Monday, July 4, 2011

Books, eBooks, eReaders and Tablets

Last week, I engaged in some interesting discourse with both @Wamathai and @SonyK_Imani. It was about our preferences for book print editions or digital editions [e-Books].



Note: In this post, e-books will hereafter be referred to as eBooks, e-readers as eReaders and print editions of books as simply books.

On the same day, CNN highlighted the findings of a study where more Americans now buy eReaders than tablets. BNET has gone ahead and put this report [PDF, 774KB] in perspective, largely because the new shift is bad news for tablet makers, especially Apple.

Interestingly, Amazon in a press release says that it's now selling more e-Books than print editions of books.

eBooks
Much has been said about digital editions of books. I still stand by my word about the convenience, unparalleled mobility, reading [many might not agree with me on this one], and interactive elements such as in-text search and embedded multi media.

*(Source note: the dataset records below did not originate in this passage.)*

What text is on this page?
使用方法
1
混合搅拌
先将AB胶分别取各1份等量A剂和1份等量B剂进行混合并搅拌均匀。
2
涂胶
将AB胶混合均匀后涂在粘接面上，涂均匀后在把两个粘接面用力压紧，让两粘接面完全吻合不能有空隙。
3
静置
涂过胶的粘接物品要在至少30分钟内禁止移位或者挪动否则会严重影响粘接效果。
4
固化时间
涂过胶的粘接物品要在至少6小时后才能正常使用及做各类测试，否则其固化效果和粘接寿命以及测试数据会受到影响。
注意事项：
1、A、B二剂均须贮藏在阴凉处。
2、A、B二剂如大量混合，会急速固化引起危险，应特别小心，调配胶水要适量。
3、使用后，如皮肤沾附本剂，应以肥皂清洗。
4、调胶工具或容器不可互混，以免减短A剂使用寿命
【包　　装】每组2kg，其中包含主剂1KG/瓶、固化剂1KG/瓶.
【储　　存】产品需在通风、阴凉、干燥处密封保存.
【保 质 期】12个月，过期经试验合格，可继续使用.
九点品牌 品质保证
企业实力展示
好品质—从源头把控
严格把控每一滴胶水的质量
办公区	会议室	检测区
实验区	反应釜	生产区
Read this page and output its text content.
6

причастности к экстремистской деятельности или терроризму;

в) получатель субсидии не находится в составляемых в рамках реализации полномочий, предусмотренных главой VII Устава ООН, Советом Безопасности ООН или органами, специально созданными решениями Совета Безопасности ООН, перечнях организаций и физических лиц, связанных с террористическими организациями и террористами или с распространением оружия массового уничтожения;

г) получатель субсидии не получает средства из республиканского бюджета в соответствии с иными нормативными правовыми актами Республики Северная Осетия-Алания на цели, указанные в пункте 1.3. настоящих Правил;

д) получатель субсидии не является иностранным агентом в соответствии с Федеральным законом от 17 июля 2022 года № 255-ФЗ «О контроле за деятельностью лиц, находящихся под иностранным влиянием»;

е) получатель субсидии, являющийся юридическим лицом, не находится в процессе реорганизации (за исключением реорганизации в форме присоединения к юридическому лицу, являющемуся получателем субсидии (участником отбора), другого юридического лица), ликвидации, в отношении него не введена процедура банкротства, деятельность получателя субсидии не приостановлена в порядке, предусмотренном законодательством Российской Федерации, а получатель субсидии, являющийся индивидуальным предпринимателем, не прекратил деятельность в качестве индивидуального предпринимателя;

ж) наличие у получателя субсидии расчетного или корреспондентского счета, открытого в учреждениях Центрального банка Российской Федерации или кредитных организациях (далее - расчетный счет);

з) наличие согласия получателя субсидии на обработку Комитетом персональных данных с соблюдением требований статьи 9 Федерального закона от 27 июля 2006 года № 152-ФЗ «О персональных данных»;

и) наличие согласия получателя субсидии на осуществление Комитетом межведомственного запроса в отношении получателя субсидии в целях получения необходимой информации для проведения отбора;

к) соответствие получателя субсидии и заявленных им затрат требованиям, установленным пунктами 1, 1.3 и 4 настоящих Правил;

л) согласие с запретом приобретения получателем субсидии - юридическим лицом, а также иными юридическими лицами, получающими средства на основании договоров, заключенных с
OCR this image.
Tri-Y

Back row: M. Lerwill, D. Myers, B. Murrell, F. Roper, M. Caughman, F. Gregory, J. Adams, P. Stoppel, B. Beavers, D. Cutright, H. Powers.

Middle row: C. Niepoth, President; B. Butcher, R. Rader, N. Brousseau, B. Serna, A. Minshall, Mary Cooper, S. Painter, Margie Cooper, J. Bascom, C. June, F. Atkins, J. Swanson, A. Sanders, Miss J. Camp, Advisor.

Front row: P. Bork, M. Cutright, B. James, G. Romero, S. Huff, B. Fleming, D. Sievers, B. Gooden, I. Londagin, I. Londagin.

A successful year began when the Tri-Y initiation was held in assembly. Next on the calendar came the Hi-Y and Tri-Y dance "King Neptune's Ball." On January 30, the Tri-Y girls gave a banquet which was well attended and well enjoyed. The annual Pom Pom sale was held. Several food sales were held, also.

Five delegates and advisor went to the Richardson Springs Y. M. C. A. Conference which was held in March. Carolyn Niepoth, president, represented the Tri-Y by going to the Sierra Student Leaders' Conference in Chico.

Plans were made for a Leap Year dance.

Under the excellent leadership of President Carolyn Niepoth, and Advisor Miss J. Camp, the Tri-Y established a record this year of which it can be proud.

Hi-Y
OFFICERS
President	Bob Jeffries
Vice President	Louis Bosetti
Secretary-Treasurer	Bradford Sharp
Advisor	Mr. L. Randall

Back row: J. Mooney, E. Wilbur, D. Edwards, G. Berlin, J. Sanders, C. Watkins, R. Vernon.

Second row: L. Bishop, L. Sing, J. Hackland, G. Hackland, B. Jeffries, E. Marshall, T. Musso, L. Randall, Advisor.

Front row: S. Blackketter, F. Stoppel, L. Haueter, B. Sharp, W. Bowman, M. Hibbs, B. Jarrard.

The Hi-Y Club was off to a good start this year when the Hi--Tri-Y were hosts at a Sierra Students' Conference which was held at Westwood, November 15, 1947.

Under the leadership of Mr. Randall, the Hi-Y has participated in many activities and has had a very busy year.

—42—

As  I work on my book Counting Down the Days, my only option is to publish online, and unless something drastic happens to change my mind, I intend to publish subsequent books online. Online publishing affords one a global audience, timeless archiving of the work and highly cost effective publishing, marketing and distribution.

Tablets
ASUS Eee Pad Transformer TF101-B1 10.1-Inch Tablet Computer (Tablet Only)Reports and analysis aside, I love eBooks. In fact, I cannot wait for the day I finally get my hands on an ASUS eee Pad Transformer. I really need it to read eBooks among other things [writing, listening to music, streaming radio, access Internet, watch movies etc] and have already made my intentions public in that regard.

The thing with tablets for me, is that they can multi-task. The screens are full color. A definite plus for the ASUS Transformer is the physical keyboard [docking station] that makes typing easier, adds more ports to the device and enhances battery life. The keyboard makes it a media creation vs a media consuming device.

Other Tablet devices do exist, notably the Motorola Xoom, the Samsung Galaxy Tab, Toshiba Thrive, Acer Iconia and Apple iPad. I just had to say a bit more about my personal favorite.

eReaders
Kindle, Wi-Fi, Graphite, 6" Display with New E Ink Pearl Technology - includes Special Offers & Sponsored ScreensaversThe Amazon Kindle tops the list on this one, although it is faced with worthwhile contenders in the name of Barnes & Noble Nook, Kobo eReader, Bookeen Cybook, Sony Reader and Pocketbook among others.

Wikipedia does have a very comprehensive comparison of all these eReaders. Every manufacturer seems to add more features with every new release, and the pricing is far much lower than for tablets.

3G Internet, Wifi, eInk, internal storage and integrated dictionaries seem to be fairly standard features.

Verdict
In light of all the above about  about books and devices used to read them, do you still swear by the traditional print book format? Have you embraced eBooks? And when it comes to reading them, do you prefer to use an eReader, a Tablet or a traditional desktop/laptop computer?